Foreign A-bomb victims are all but forgotten





Tucked in the far corner of Nagasaki Peace Park sits a small monument next to a memorial featuring a streetcar platform ruined by the atomic bomb. The simple marker is easy to miss, a lonely tribute to the non-Japanese survivors of atomic destruction. Their numbers are unknown, and their struggle for recognition and financial assistance continues six decades later.

A 1,000-man camp in Nagasaki is believed to have been destroyed when the bomb fell 60 years ago Tuesday. A group of U.S. prisoners of war, among tens of thousands of POWs in Japan in 1945, lost a U.S. court battle for reparations two years ago. Lester Tenney, a former soldier who now lives in La Jolla (San Diego County), saw the mushroom cloud rise over Nagasaki from the prison where he was being held 32 miles away.

"We have never, never received anything from the Japanese in any way," says Tenney, who suffered a broken back, shoulder, nose, foot, hand and a skull fracture while in captivity. He was freed when Japan surrendered Aug. 15, 1945.
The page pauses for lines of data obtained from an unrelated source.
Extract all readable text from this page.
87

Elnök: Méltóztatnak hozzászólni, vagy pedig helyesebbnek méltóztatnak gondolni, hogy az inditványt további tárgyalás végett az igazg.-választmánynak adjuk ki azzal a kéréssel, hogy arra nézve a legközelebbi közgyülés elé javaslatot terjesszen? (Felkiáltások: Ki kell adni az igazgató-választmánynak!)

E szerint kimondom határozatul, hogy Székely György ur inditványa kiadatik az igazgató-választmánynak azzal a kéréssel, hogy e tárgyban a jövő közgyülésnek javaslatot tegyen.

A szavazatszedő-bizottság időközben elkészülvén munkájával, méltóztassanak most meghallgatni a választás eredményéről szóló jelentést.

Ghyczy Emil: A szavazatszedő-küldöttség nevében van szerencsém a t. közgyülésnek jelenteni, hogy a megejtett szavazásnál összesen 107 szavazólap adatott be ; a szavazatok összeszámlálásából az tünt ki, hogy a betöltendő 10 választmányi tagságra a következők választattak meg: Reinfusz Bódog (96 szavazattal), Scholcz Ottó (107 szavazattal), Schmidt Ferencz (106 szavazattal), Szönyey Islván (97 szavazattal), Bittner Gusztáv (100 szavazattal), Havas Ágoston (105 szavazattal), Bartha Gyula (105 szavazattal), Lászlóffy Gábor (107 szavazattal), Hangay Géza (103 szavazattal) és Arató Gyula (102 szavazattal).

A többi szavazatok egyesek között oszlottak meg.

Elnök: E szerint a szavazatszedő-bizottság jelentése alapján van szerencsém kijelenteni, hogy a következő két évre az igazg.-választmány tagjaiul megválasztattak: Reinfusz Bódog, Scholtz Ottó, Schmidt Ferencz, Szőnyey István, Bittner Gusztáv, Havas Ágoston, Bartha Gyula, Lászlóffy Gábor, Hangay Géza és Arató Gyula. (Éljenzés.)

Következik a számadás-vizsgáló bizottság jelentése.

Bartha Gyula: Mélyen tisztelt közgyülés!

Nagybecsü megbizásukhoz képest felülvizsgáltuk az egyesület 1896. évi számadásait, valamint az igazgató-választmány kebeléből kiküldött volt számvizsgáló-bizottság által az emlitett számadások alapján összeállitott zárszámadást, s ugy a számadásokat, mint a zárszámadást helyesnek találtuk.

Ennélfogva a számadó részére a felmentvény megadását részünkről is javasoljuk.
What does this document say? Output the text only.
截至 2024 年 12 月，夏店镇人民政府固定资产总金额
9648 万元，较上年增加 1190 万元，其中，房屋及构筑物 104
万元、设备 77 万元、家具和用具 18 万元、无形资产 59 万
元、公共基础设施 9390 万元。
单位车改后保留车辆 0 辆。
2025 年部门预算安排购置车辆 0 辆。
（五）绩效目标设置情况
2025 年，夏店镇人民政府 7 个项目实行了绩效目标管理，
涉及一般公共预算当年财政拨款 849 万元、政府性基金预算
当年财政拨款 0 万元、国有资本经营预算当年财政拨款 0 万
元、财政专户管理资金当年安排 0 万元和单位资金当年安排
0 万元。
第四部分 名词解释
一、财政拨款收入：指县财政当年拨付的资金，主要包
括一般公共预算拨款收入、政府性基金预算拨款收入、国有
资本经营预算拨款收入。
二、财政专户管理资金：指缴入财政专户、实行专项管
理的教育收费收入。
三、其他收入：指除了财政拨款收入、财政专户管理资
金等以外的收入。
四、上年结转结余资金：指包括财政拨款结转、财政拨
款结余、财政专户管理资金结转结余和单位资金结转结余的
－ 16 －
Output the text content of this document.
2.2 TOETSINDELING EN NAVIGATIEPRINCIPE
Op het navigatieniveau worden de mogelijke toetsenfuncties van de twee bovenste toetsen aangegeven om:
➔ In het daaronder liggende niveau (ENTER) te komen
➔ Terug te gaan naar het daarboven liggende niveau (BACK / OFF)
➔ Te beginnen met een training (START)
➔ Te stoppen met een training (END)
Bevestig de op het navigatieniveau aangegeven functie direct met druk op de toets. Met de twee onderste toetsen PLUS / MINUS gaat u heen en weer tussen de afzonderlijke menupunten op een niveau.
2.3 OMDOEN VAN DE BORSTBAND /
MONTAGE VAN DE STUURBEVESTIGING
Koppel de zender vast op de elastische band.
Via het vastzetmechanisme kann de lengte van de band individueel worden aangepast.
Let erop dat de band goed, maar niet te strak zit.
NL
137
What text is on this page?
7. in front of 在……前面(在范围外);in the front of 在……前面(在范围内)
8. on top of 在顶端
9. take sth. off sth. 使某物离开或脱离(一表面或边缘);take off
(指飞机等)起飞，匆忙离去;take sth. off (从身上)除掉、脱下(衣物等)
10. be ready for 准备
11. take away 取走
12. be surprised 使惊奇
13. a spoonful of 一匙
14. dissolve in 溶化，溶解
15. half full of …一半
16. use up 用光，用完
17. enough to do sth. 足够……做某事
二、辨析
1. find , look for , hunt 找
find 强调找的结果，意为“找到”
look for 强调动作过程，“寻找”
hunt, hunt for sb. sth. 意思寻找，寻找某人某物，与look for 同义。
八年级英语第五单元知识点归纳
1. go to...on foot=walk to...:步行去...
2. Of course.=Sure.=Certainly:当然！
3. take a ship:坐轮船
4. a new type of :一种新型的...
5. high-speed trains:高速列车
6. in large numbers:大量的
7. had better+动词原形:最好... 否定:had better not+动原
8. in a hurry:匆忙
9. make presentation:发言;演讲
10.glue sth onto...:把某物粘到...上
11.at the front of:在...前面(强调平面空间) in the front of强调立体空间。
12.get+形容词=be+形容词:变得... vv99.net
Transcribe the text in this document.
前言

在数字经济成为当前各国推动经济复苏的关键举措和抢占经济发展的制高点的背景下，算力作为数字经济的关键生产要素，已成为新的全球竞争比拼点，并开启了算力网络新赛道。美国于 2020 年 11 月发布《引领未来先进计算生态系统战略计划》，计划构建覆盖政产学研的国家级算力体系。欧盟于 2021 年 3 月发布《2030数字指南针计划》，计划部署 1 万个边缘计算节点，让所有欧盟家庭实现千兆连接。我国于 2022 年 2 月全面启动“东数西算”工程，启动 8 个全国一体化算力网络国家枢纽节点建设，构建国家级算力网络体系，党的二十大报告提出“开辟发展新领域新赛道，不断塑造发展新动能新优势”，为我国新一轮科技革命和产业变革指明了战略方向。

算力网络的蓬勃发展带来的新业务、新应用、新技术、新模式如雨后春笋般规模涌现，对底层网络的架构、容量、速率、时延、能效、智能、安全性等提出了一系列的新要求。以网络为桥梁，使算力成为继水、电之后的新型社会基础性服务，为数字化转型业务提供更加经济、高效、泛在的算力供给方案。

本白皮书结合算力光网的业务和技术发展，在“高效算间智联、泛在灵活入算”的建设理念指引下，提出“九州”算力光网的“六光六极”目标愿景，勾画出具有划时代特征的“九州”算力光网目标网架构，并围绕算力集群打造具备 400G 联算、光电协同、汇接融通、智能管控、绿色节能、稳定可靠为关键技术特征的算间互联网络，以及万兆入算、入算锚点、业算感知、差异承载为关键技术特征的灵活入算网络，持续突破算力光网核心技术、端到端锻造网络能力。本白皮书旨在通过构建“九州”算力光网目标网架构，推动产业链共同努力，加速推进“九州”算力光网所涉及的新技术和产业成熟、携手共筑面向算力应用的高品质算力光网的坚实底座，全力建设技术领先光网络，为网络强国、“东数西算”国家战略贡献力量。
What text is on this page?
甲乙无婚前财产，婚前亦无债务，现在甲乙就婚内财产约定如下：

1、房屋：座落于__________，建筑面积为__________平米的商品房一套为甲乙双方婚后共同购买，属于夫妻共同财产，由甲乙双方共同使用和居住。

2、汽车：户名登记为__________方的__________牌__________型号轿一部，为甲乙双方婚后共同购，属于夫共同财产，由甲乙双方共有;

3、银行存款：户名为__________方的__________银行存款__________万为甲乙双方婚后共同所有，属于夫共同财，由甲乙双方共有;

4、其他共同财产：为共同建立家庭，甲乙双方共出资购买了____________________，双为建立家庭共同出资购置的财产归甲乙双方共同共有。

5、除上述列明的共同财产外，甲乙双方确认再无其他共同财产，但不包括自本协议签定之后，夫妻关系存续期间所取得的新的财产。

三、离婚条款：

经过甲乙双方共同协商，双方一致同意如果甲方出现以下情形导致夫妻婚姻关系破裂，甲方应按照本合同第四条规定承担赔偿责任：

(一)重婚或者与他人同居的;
Others -- Dutch, Australians, Chinese and as many as 10,000 Koreans among them -- were not that fortunate. Some were workers the Japanese army conscripted during the war for some of its most difficult projects, such as dangerous mining and shipbuilding. Nagasaki city historical accounts say thousands of non-Japanese merchants and free laborers also were in town when the bomb fell.

"Almost all of these people would have experienced the atomic bombing, and it is estimated that thousands of them were killed," the Nagasaki Testimonial Society writes in its regularly updated account, A Journey to Nagasaki, a Peace Reader. "The facts about this area of the atomic bombing have not been properly brought to light."